Für die Zeit ab 1. Januar 1964 war und ist nach § 44 Abs. 5 Satz 2 BVG in der seit dem 2. NOG geltenden Fassung und nach Satz 3 in der seit dem 5. Anpassungsgesetz(AnpG)-KOV vom 18. Dezember 1973 (BGBl I 1909) geltenden Fassung der Betrag anzurechnen, den der Ehemann ohne einen Verzicht zu leisten hätte, falls die Witwe ohne verständigen Grund auf einen Anspruch i.S. des Satzes 1 verzichtet hat. Dies könnte auch schon vorher unter der Herrschaft des 1. NOG gegolten haben (BSGE 18, 263, 265 f = SozR Nr. 7 zu § 44 BVG). Das kann aber ebenso dahingestellt bleiben wie die vom LSG getroffenen Entscheidungen darüber, ob ein solcher Tatbestand gegeben war und ob neuerdings die eingeschränkte Voraussetzung des verständigen Grundes nicht mehr gilt oder ob sie anders als bisher auszulegen ist. Jedenfalls wäre der Ausgang eines zu erwartenden Zivilrechtsstreits, wie dargelegt, ungewiß, und dann wäre selbst bei Nichtbeachtung des Verzichts ein Unterhaltsanspruch aus dem Vergleich nicht zweifelsfrei gegeben.

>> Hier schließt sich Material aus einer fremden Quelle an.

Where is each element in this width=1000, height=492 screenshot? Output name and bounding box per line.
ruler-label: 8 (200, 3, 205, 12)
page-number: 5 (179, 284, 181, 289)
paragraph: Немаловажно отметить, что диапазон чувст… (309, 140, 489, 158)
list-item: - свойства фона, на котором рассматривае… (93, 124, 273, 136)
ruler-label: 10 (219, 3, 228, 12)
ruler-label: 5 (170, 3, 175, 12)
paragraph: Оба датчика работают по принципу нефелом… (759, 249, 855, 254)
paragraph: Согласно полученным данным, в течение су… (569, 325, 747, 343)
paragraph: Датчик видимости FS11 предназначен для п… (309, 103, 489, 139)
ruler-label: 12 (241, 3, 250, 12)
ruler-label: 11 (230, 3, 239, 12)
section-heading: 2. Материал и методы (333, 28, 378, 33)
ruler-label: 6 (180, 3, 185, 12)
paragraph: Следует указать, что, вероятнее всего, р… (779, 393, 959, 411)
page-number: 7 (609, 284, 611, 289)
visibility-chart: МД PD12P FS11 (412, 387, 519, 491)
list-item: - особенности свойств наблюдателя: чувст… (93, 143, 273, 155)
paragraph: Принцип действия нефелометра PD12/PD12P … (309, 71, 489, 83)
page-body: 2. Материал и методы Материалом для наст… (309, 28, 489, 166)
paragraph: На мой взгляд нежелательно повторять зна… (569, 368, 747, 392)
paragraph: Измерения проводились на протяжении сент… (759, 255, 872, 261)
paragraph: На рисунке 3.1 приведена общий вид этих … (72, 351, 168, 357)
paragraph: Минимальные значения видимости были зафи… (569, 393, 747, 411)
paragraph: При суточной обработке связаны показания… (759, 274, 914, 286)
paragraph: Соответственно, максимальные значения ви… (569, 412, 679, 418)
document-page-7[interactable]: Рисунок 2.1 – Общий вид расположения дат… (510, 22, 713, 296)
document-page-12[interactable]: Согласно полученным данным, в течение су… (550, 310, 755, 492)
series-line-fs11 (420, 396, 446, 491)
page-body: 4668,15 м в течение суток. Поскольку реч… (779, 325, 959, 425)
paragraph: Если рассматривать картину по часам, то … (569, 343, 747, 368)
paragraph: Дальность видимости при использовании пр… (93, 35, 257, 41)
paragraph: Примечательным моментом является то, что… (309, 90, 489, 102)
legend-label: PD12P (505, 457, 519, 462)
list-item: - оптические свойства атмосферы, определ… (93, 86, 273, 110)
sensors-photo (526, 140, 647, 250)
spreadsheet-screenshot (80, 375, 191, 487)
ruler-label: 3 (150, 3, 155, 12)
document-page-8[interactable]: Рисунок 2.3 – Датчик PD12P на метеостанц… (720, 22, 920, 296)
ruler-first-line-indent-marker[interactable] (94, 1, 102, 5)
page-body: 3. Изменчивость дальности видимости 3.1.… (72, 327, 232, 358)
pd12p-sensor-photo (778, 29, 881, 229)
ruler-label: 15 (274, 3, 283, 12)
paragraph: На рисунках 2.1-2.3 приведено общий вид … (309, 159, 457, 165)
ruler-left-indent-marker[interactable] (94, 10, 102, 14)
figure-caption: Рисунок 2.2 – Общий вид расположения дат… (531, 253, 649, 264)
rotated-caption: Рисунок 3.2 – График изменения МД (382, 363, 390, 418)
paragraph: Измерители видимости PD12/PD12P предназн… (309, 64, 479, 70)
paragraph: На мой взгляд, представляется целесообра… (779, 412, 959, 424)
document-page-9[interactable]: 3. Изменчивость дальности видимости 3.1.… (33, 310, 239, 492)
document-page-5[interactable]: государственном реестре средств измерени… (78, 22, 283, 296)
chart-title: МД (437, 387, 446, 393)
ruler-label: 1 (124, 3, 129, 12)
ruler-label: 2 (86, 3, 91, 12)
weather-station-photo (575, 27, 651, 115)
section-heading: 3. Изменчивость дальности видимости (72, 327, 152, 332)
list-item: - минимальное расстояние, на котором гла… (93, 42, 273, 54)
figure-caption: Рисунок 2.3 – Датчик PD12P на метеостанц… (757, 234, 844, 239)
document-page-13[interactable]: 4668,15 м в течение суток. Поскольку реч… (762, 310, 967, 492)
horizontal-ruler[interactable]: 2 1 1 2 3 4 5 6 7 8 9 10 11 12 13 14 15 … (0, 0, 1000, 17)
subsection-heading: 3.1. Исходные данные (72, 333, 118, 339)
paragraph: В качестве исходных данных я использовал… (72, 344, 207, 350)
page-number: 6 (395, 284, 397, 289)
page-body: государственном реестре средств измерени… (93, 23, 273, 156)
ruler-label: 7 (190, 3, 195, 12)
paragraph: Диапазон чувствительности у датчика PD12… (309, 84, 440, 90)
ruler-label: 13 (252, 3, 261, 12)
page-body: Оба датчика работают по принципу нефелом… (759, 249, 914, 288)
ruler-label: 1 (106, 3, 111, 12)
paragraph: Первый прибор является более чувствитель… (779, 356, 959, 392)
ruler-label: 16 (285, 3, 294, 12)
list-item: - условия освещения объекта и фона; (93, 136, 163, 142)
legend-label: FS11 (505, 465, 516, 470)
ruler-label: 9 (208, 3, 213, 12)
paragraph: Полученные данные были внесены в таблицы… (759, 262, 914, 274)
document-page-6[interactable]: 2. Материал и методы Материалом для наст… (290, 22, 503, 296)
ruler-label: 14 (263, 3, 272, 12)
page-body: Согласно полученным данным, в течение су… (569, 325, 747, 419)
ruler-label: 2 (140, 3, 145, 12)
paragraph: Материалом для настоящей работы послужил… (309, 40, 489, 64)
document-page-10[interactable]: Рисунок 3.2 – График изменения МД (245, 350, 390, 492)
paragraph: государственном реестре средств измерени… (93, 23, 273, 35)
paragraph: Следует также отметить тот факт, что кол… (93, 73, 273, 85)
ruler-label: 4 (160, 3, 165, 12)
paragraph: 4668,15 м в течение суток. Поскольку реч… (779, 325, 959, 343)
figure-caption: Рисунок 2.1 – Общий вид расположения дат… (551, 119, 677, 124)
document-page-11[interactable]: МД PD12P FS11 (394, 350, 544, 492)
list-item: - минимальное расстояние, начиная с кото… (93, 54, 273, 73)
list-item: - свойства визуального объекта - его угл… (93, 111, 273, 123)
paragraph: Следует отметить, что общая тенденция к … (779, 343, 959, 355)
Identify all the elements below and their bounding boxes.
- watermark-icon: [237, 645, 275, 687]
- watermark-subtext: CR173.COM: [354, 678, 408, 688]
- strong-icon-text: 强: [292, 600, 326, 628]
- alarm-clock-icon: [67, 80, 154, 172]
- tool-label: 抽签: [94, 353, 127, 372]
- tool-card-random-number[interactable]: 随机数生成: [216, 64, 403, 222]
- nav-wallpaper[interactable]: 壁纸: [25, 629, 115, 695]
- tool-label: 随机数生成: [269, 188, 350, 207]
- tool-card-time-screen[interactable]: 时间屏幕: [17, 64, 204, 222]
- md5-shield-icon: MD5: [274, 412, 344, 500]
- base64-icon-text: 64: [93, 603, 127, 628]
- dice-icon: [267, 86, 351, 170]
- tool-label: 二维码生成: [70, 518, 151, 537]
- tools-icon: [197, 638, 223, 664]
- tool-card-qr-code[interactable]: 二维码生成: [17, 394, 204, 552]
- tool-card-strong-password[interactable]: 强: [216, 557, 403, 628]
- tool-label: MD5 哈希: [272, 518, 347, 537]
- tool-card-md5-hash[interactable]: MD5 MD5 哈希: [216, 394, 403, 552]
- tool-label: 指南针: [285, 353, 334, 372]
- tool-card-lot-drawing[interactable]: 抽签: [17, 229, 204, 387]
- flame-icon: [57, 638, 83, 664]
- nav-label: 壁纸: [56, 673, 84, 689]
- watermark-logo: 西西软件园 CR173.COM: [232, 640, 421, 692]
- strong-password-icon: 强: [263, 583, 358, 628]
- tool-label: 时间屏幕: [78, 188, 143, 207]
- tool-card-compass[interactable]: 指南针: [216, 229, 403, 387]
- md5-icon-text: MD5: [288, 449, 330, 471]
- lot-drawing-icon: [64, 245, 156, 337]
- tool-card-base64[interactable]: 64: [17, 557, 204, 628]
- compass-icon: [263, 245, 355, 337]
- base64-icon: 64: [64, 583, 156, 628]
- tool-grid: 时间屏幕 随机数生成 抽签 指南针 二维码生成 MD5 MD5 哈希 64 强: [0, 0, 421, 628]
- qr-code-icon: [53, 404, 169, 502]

Demnach war die Berichtigung für die Zeit ab 1. Juni 1960 rechtswidrig.
Durch den Bescheid vom 19. Februar 1957 wurde der Klägerin Witwenbeihilfe nach § 44 Abs. 4 BVG idF des 5. Gesetzes zur Änderung und Ergänzung des BVG vom 6. Juni 1956 (BGBl I 463), mithin keine Leistung aufgrund eines Rechtsanspruches, auf die § 41 KOV-VfG anzuwenden ist, sondern eine Kann-Leistung gewährt. Dieser Verwaltungsakt dürfte nur nach Grundsätzen des allgemeinen Verwaltungsrechts zurückgenommen werden, falls er unrichtig wäre (BSGE 21, 35, 37 f = SozR Nr. 23 zu § 41 VerwVG); dies betrifft die Leistungen bis zum 31. Mai 1960. Nach diesen Grundsätzen können begünstigende rechtswidrige Verwaltungsakte nur ausnahmsweise zurückgenommen werden, wenn das Interesse der Verwaltung an der Beseitigung der Entscheidung die berechtigten Interessen des Begünstigten an der Aufrechterhaltung überwiegt, die Rücknahme also nicht unzumutbar ist, dann aber regelmäßig auch nur mit Wirkung für die Zukunft (BSGE 10, 72, 76; 15, 252, 257; 21, 38 f; 30, 17, 20 = SozR Nr. 63 zu § 77 SGG). Jedenfalls soll die Rücknahme zulässig sein, wenn die Rechtswidrigkeit durch Umstände verursacht worden ist, die in den "Verantwortungsbereich" des Begünstigten fallen (BSGE 7, 51, 52). Dem entspricht die neuerdings für Verwaltungsbereiche außerhalb der Kriegsopferversorgung geltende Regelung in § 48 Abs. 1 Satz 2 und Abs. 2 Vw-VfG vom 25. Mai 1976 (BGBl I 1253). Diese Rechtsgrundsätze rechtfertigen im Falle der Klägerin die Rücknahme des Bescheides über die Witwenbeihilfe schon deshalb nicht, weil dieser Verwaltungsakt nicht eindeutig rechtswidrig war, wie sich aus den vorstehenden Ausführungen zu § 41 KOV-VfG sinngemäß ergibt.
Da die Berichtigungen rechtswidrig sind, ist der gesamte Rückforderungsanspruch gegenstandslos, so daß die Revision der Klägerin Erfolg haben muß.
Die Kostenentscheidung folgt aus § 193 Sozialgerichtsgesetz.